Una novela francesa
Frédéric Beigbeder
Tradución de Francesc Rovira
Editorial Anagrama, 2011, 213 páginas.
Comparte impacto mediático y aura de escritor “maldito” e irreverente con su prologuista, Michel Houellebecq que define este libro con una sola palabra: honestidad. Otros han dicho de él que es un bocazas, un tipo estúpido, pedante, hijo de papá, impertinente, engreído, deseoso de ser siempre el ombligo, el protagonista, cínico, irónico. Ni él mismo se muerde la lengua y en esta misma novela se autocalifica como “pijo reprimido” y “misógino rencoroso”. Es Frédéric Beigbeder y me atrevería a decir que despierta tantas o más filias y fobias que Houellebecq, quien, por cierto, hace del “ilustre Frédéric Beigbeder” un personaje muy desmedrado y bastante canalla de El mapa y el territorio. Una novela francesa es su título más reciente y ha sido traducida al español, como su obra anterior, por Anagrama.
Leo Una novela francesa con una cierta perplejidad lectora que me acompaña desde el prefacio y el prólogo hasta el epílogo final: la duda de no ser capaz de discernir si lo que escribe Beigbeder es en efecto un derroche de honestidad o una soberana forma de pretender epatarnos con frases talentosas, sonoras ocurrencias y esa forma, llevada a la máxima expresión, de autorreferencialidad, de autoficción, de novela autobiográfica, de incluirse a uno mismo no solo como personaje, sino como protagonista principal dentro de una novela.

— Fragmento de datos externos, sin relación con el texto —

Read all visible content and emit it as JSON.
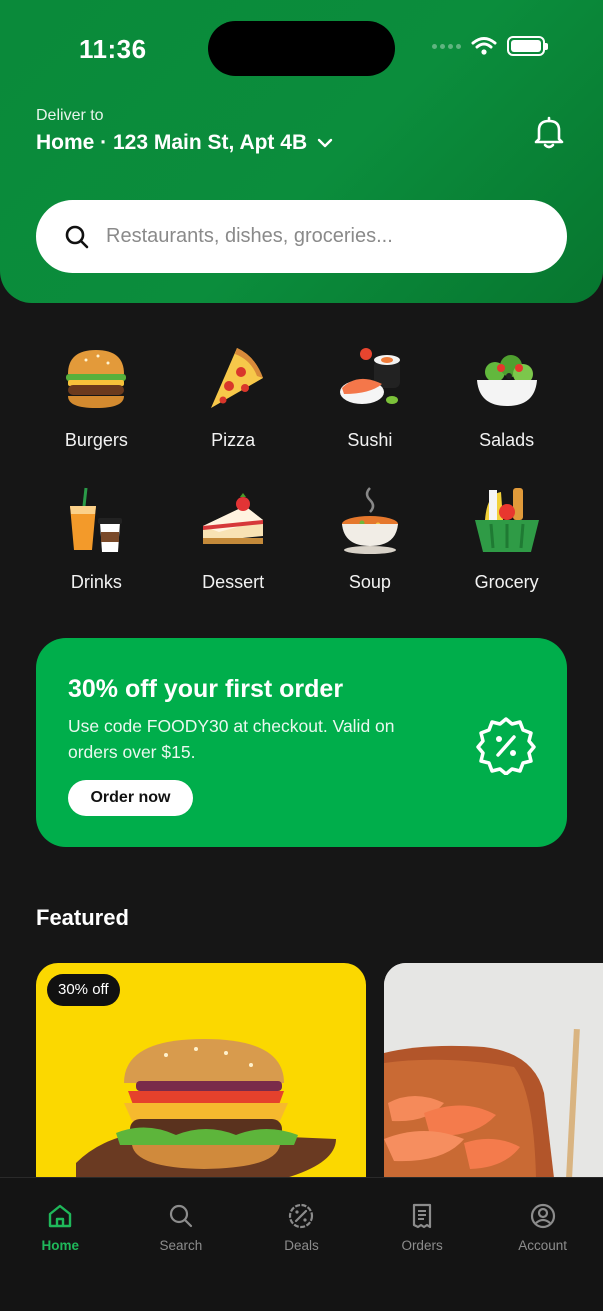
{
  "status_bar": {
    "time": "11:36"
  },
  "header": {
    "deliver_label": "Deliver to",
    "address": "Home · 123 Main St, Apt 4B",
    "notification_icon": "bell-icon"
  },
  "search": {
    "placeholder": "Restaurants, dishes, groceries...",
    "icon": "search-icon"
  },
  "categories": [
    {
      "label": "Burgers"
    },
    {
      "label": "Pizza"
    },
    {
      "label": "Sushi"
    },
    {
      "label": "Salads"
    },
    {
      "label": "Drinks"
    },
    {
      "label": "Dessert"
    },
    {
      "label": "Soup"
    },
    {
      "label": "Grocery"
    }
  ],
  "promo": {
    "title": "30% off your first order",
    "text": "Use code FOODY30 at checkout. Valid on orders over $15.",
    "button": "Order now",
    "icon": "discount-badge-icon"
  },
  "featured": {
    "title": "Featured",
    "cards": [
      {
        "badge": "30% off",
        "image": "burger-photo"
      },
      {
        "image": "sushi-photo"
      }
    ]
  },
  "nav": [
    {
      "label": "Home",
      "icon": "home-icon",
      "active": true
    },
    {
      "label": "Search",
      "icon": "search-icon"
    },
    {
      "label": "Deals",
      "icon": "deals-icon"
    },
    {
      "label": "Orders",
      "icon": "receipt-icon"
    },
    {
      "label": "Account",
      "icon": "account-icon"
    }
  ],
  "colors": {
    "brand_green": "#0b8d3c",
    "promo_green": "#00ae4b",
    "active_nav": "#1fb85a",
    "background": "#161616"
  }
}
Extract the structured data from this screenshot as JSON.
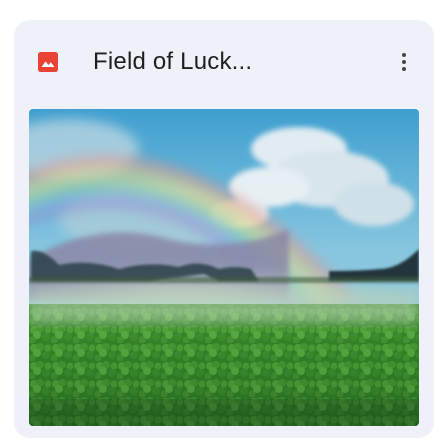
{
  "card": {
    "title": "Field of Luck...",
    "file_icon": "image-file-icon",
    "more_icon": "more-vert-icon",
    "thumbnail_icon": "image-thumbnail"
  },
  "colors": {
    "card_bg": "#eef1f7",
    "file_icon": "#ea4335",
    "title_text": "#1f1f1f",
    "menu_dots": "#444746"
  }
}
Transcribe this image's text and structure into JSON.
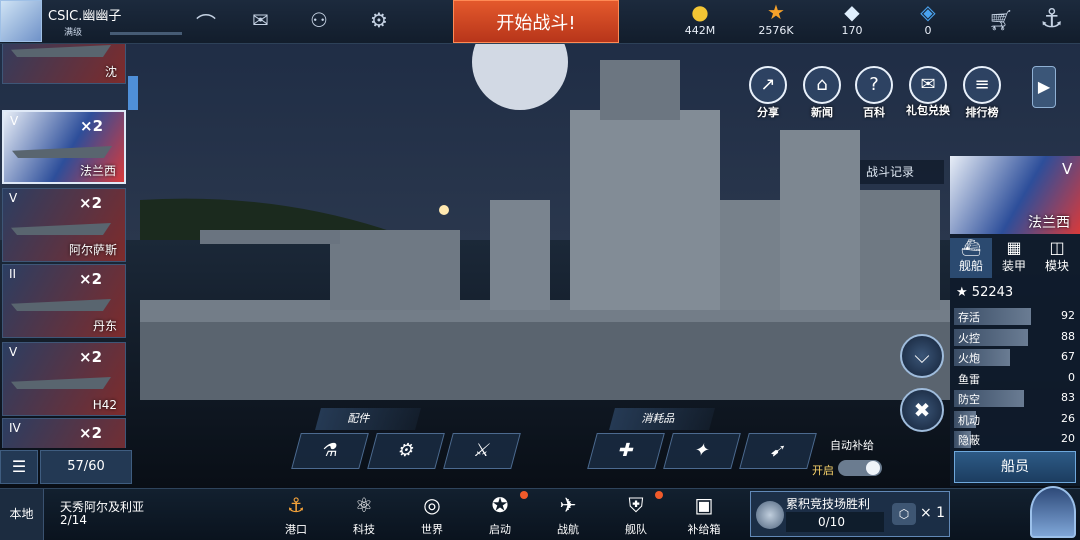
{
  "player": {
    "name": "CSIC.幽幽子",
    "rank": "满级"
  },
  "start_battle": "开始战斗!",
  "resources": [
    {
      "icon": "gold-coin-icon",
      "glyph": "●",
      "value": "442M"
    },
    {
      "icon": "star-icon",
      "glyph": "★",
      "value": "2576K"
    },
    {
      "icon": "diamond-icon",
      "glyph": "◆",
      "value": "170"
    },
    {
      "icon": "blue-gem-icon",
      "glyph": "◈",
      "value": "0"
    }
  ],
  "menu": [
    {
      "label": "分享",
      "glyph": "↗"
    },
    {
      "label": "新闻",
      "glyph": "⌂"
    },
    {
      "label": "百科",
      "glyph": "?"
    },
    {
      "label": "礼包兑换",
      "glyph": "✉"
    },
    {
      "label": "排行榜",
      "glyph": "≡"
    }
  ],
  "ship_list": [
    {
      "tier": "",
      "mult": "",
      "name": "沈"
    },
    {
      "tier": "V",
      "mult": "×2",
      "name": "法兰西"
    },
    {
      "tier": "V",
      "mult": "×2",
      "name": "阿尔萨斯"
    },
    {
      "tier": "II",
      "mult": "×2",
      "name": "丹东"
    },
    {
      "tier": "V",
      "mult": "×2",
      "name": "H42"
    },
    {
      "tier": "IV",
      "mult": "×2",
      "name": ""
    }
  ],
  "ship_count": "57/60",
  "battle_log": "战斗记录",
  "ship": {
    "name": "法兰西",
    "tier": "V",
    "power": "52243"
  },
  "tabs": [
    "舰船",
    "装甲",
    "模块"
  ],
  "stats": [
    {
      "label": "存活",
      "value": "92",
      "pct": 0.92
    },
    {
      "label": "火控",
      "value": "88",
      "pct": 0.88
    },
    {
      "label": "火炮",
      "value": "67",
      "pct": 0.67
    },
    {
      "label": "鱼雷",
      "value": "0",
      "pct": 0.0
    },
    {
      "label": "防空",
      "value": "83",
      "pct": 0.83
    },
    {
      "label": "机动",
      "value": "26",
      "pct": 0.26
    },
    {
      "label": "隐蔽",
      "value": "20",
      "pct": 0.2
    }
  ],
  "crew": "船员",
  "equipment": {
    "parts_label": "配件",
    "consumables_label": "消耗品",
    "auto_supply": "自动补给",
    "auto_on": "开启"
  },
  "local": "本地",
  "mission": {
    "title": "天秀阿尔及利亚",
    "progress": "2/14"
  },
  "nav": [
    {
      "label": "港口",
      "glyph": "⚓"
    },
    {
      "label": "科技",
      "glyph": "⚛"
    },
    {
      "label": "世界",
      "glyph": "◎"
    },
    {
      "label": "启动",
      "glyph": "✪"
    },
    {
      "label": "战航",
      "glyph": "✈"
    },
    {
      "label": "舰队",
      "glyph": "⛨"
    },
    {
      "label": "补给箱",
      "glyph": "▣"
    }
  ],
  "arena": {
    "title": "累积竞技场胜利",
    "progress": "0/10",
    "mult": "× 1"
  }
}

Suscribo lo que afirma Beigbeder: su vida no es más interesante que la nuestra, pero tampoco lo es menos (página 206). Pero ¿es material necesario y suficiente para una novela? Viene a mi mente una afirmación de Gilles Deleuze en el único documental filmado que de él existe: La abominación de la literatura actual consiste en que todo el mundo cree que para escribir una novela basta con tener una abuela muerta de cáncer o un padre abusivo, cierta memoria. Porque, por no tener, Beigbeder no tiene ni siquiera memoria. Nos quiere contar, y de hecho nos cuenta su infancia y preadolescencia, pero no se cansa de repetirnos el ritornelo de que no se acuerda de nada, de que no tiene una arqueología, de que es un desierto. ¿Qué fuerza le empuja entonces a escribir, a reconstruir a tientas su infancia? Una detención que le hizo pasar cuarenta y ocho horas en el calabozo por consumir cocaína sobre el capot de un coche en la vía pública. “Me acababa de enterar de que a mi hermano lo nombraban caballero de la Legión de Honor cuando comenzó mi detención preventiva” (página 17). Y en el calabozo, como no tiene ni un libro ni un somnífero, empieza a escribir esta novela en su mente. El resultado es este libro, “una investigación sobre el tedio, el vacío, un viaje espeleológico al fondo de la normalidad burguesa, un reportaje sobre la banalidad francesa”(página 23).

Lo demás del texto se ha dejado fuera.